Powering RCTs for marginal effects with GLMs using prognostic score adjustment
Emilie Højbjerre-Frandsen, Mark J. van der Laan, Alejandro Schuler
TL;DR
This work extends prognostic-score adjustment from linear models to generalized linear models for estimating marginal treatment effects in randomized trials, leveraging historical control data to boost efficiency without bias. It proves local semi-parametric efficiency under an additive-on-link-scale treatment effect, extends to Negative Binomial outcomes, and derives a practical variance and power framework that can use historical data for prospective trial planning.

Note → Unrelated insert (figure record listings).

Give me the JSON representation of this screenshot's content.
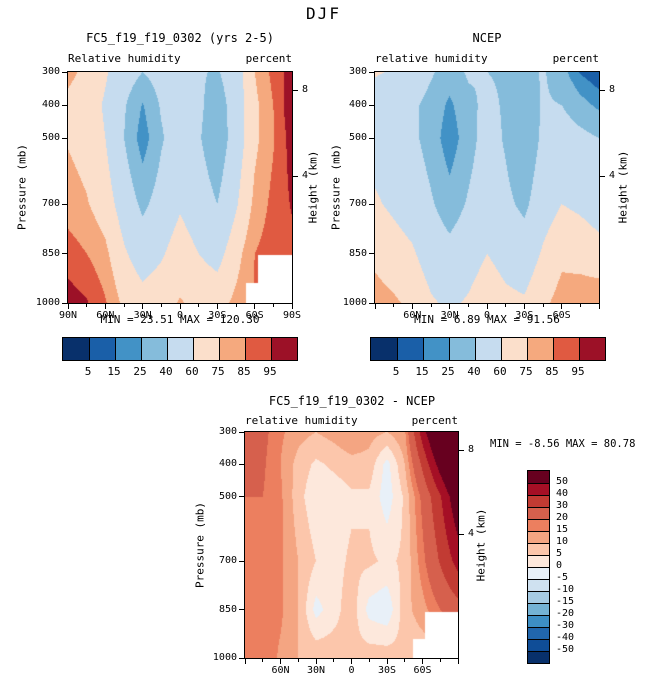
{
  "page_title": "DJF",
  "colors": {
    "background": "#ffffff",
    "text": "#000000",
    "frame": "#000000",
    "missing": "#ffffff",
    "main_palette": [
      "#08306b",
      "#1a5fa8",
      "#4292c6",
      "#85bcdb",
      "#c6dcef",
      "#fbdfcb",
      "#f5a97e",
      "#e05a41",
      "#9c1127"
    ],
    "diff_palette": [
      "#08306b",
      "#0f4d97",
      "#2166ac",
      "#3d8ec4",
      "#74b2d4",
      "#a6cbe3",
      "#cfe1f0",
      "#e8f0f8",
      "#fde8dc",
      "#fcc6ab",
      "#f4a582",
      "#ec7f5f",
      "#d6604d",
      "#c23b33",
      "#a50f25",
      "#67001f"
    ]
  },
  "chart_data": [
    {
      "id": "model",
      "type": "heatmap",
      "title": "FC5_f19_f19_0302 (yrs 2-5)",
      "subtitle_left": "Relative humidity",
      "subtitle_right": "percent",
      "ylabel_left": "Pressure (mb)",
      "ylabel_right": "Height (km)",
      "min_max_label": "MIN =  23.51  MAX =  120.30",
      "min": 23.51,
      "max": 120.3,
      "levels": [
        5,
        15,
        25,
        40,
        60,
        75,
        85,
        95
      ],
      "palette_ref": "main_palette",
      "colorbar_labels": [
        "5",
        "15",
        "25",
        "40",
        "60",
        "75",
        "85",
        "95"
      ],
      "x_ticks": [
        {
          "lat": 90,
          "label": "90N"
        },
        {
          "lat": 60,
          "label": "60N"
        },
        {
          "lat": 30,
          "label": "30N"
        },
        {
          "lat": 0,
          "label": "0"
        },
        {
          "lat": -30,
          "label": "30S"
        },
        {
          "lat": -60,
          "label": "60S"
        },
        {
          "lat": -90,
          "label": "90S"
        }
      ],
      "y_ticks": [
        {
          "p": 300,
          "label": "300"
        },
        {
          "p": 400,
          "label": "400"
        },
        {
          "p": 500,
          "label": "500"
        },
        {
          "p": 700,
          "label": "700"
        },
        {
          "p": 850,
          "label": "850"
        },
        {
          "p": 1000,
          "label": "1000"
        }
      ],
      "height_ticks": [
        {
          "p": 356,
          "label": "8"
        },
        {
          "p": 616,
          "label": "4"
        }
      ],
      "lats": [
        90,
        75,
        60,
        45,
        30,
        15,
        0,
        -15,
        -30,
        -45,
        -60,
        -75,
        -90
      ],
      "plevs": [
        300,
        400,
        500,
        700,
        850,
        1000
      ],
      "grid": [
        [
          78,
          72,
          62,
          50,
          40,
          48,
          45,
          42,
          38,
          52,
          75,
          88,
          100
        ],
        [
          72,
          68,
          58,
          42,
          24,
          42,
          48,
          44,
          30,
          50,
          72,
          85,
          103
        ],
        [
          74,
          70,
          60,
          40,
          18,
          38,
          52,
          42,
          27,
          50,
          72,
          84,
          100
        ],
        [
          80,
          76,
          68,
          52,
          36,
          48,
          58,
          50,
          40,
          58,
          78,
          88,
          96
        ],
        [
          90,
          85,
          78,
          62,
          52,
          58,
          68,
          60,
          54,
          70,
          85,
          90,
          92
        ],
        [
          100,
          96,
          86,
          72,
          66,
          70,
          76,
          72,
          70,
          78,
          86,
          88,
          90
        ]
      ],
      "mask": [
        {
          "lat_from": -90,
          "lat_to": -63,
          "p_from": 856,
          "p_to": 1001
        },
        {
          "lat_from": -90,
          "lat_to": -53,
          "p_from": 938,
          "p_to": 1001
        }
      ]
    },
    {
      "id": "ncep",
      "type": "heatmap",
      "title": "NCEP",
      "subtitle_left": "relative humidity",
      "subtitle_right": "percent",
      "ylabel_left": "Pressure (mb)",
      "ylabel_right": "Height (km)",
      "min_max_label": "MIN =   6.89  MAX =  91.56",
      "min": 6.89,
      "max": 91.56,
      "levels": [
        5,
        15,
        25,
        40,
        60,
        75,
        85,
        95
      ],
      "palette_ref": "main_palette",
      "colorbar_labels": [
        "5",
        "15",
        "25",
        "40",
        "60",
        "75",
        "85",
        "95"
      ],
      "x_ticks": [
        {
          "lat": 60,
          "label": "60N"
        },
        {
          "lat": 30,
          "label": "30N"
        },
        {
          "lat": 0,
          "label": "0"
        },
        {
          "lat": -30,
          "label": "30S"
        },
        {
          "lat": -60,
          "label": "60S"
        }
      ],
      "y_ticks": [
        {
          "p": 300,
          "label": "300"
        },
        {
          "p": 400,
          "label": "400"
        },
        {
          "p": 500,
          "label": "500"
        },
        {
          "p": 700,
          "label": "700"
        },
        {
          "p": 850,
          "label": "850"
        },
        {
          "p": 1000,
          "label": "1000"
        }
      ],
      "height_ticks": [
        {
          "p": 356,
          "label": "8"
        },
        {
          "p": 616,
          "label": "4"
        }
      ],
      "lats": [
        90,
        75,
        60,
        45,
        30,
        15,
        0,
        -15,
        -30,
        -45,
        -60,
        -75,
        -90
      ],
      "plevs": [
        300,
        400,
        500,
        700,
        850,
        1000
      ],
      "grid": [
        [
          62,
          58,
          50,
          42,
          33,
          42,
          40,
          38,
          33,
          42,
          30,
          14,
          7
        ],
        [
          50,
          47,
          43,
          35,
          22,
          36,
          44,
          38,
          27,
          42,
          40,
          30,
          22
        ],
        [
          54,
          50,
          44,
          33,
          17,
          33,
          48,
          38,
          25,
          44,
          50,
          45,
          40
        ],
        [
          62,
          57,
          52,
          42,
          31,
          42,
          52,
          44,
          36,
          52,
          60,
          57,
          52
        ],
        [
          72,
          67,
          62,
          52,
          46,
          52,
          60,
          54,
          50,
          62,
          72,
          70,
          66
        ],
        [
          80,
          77,
          72,
          62,
          57,
          62,
          70,
          64,
          62,
          72,
          80,
          82,
          84
        ]
      ],
      "mask": []
    },
    {
      "id": "diff",
      "type": "heatmap",
      "title": "FC5_f19_f19_0302 - NCEP",
      "subtitle_left": "relative humidity",
      "subtitle_right": "percent",
      "ylabel_left": "Pressure (mb)",
      "ylabel_right": "Height (km)",
      "min_max_label": "MIN =  -8.56  MAX =  80.78",
      "min": -8.56,
      "max": 80.78,
      "levels": [
        -50,
        -40,
        -30,
        -20,
        -15,
        -10,
        -5,
        0,
        5,
        10,
        15,
        20,
        30,
        40,
        50
      ],
      "palette_ref": "diff_palette",
      "colorbar_labels": [
        "50",
        "40",
        "30",
        "20",
        "15",
        "10",
        "5",
        "0",
        "-5",
        "-10",
        "-15",
        "-20",
        "-30",
        "-40",
        "-50"
      ],
      "x_ticks": [
        {
          "lat": 60,
          "label": "60N"
        },
        {
          "lat": 30,
          "label": "30N"
        },
        {
          "lat": 0,
          "label": "0"
        },
        {
          "lat": -30,
          "label": "30S"
        },
        {
          "lat": -60,
          "label": "60S"
        }
      ],
      "y_ticks": [
        {
          "p": 300,
          "label": "300"
        },
        {
          "p": 400,
          "label": "400"
        },
        {
          "p": 500,
          "label": "500"
        },
        {
          "p": 700,
          "label": "700"
        },
        {
          "p": 850,
          "label": "850"
        },
        {
          "p": 1000,
          "label": "1000"
        }
      ],
      "height_ticks": [
        {
          "p": 356,
          "label": "8"
        },
        {
          "p": 616,
          "label": "4"
        }
      ],
      "lats": [
        90,
        75,
        60,
        45,
        30,
        15,
        0,
        -15,
        -30,
        -45,
        -60,
        -75,
        -90
      ],
      "plevs": [
        300,
        400,
        500,
        700,
        850,
        1000
      ],
      "grid": [
        [
          26,
          22,
          16,
          12,
          10,
          12,
          15,
          12,
          10,
          14,
          45,
          70,
          78
        ],
        [
          22,
          21,
          15,
          8,
          4,
          6,
          8,
          8,
          -2,
          10,
          32,
          55,
          75
        ],
        [
          20,
          20,
          16,
          7,
          1,
          2,
          4,
          4,
          -3,
          6,
          22,
          39,
          60
        ],
        [
          18,
          19,
          16,
          10,
          5,
          3,
          6,
          6,
          4,
          6,
          18,
          31,
          44
        ],
        [
          18,
          18,
          16,
          10,
          -2,
          3,
          8,
          -2,
          -4,
          8,
          13,
          20,
          26
        ],
        [
          20,
          19,
          14,
          10,
          9,
          8,
          6,
          8,
          8,
          6,
          6,
          6,
          6
        ]
      ],
      "mask": [
        {
          "lat_from": -90,
          "lat_to": -62,
          "p_from": 858,
          "p_to": 1001
        },
        {
          "lat_from": -90,
          "lat_to": -52,
          "p_from": 940,
          "p_to": 1001
        }
      ]
    }
  ]
}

Through simulations and a diabetes case study, the authors show consistent type I error control and improved precision under population shifts, with notable gains when historical data are well-matched. They provide actionable guidance on prognostic-score construction, cross-fitting, SAP preregistration, and case-study interpretation, highlighting GLM prognostic adjustment as a robust, regulatorily-palatable alternative to broader data-fusion approaches.
Abstract
In randomized clinical trials (RCTs), the accurate estimation of marginal treatment effects is crucial for determining the efficacy of interventions. Enhancing the statistical power of these analyses is a key objective for statisticians. The increasing availability of historical data from registries, prior trials, and health records presents an opportunity to improve trial efficiency. However, many methods for historical borrowing compromise strict type-I error rate control. Building on the work by Schuler et al. [2022] on prognostic score adjustment for linear models, this paper extends the methodology to the plug-in analysis proposed by Rosenblum et al. [2010] using generalized linear models (GLMs) to further enhance the efficiency of RCT analyses without introducing bias. Specifically, we train a prognostic model on historical control data and incorporate the resulting prognostic scores as covariates in the plug-in GLM analysis of the trial data. This approach leverages the predictive power of historical data to improve the precision of marginal treatment effect estimates. We demonstrate that this method achieves local semi-parametric efficiency under the assumption of an additive treatment effect on the link scale. We expand the GLM plug-in method to include negative binomial regression. Additionally, we provide a straightforward formula for conservatively estimating the asymptotic variance, facilitating power calculations that reflect these efficiency gains. Our simulation study supports the theory. Even without an additive treatment effect, we observe increased power or reduced standard error. While population shifts from historical to trial data may dilute benefits, they do not introduce bias.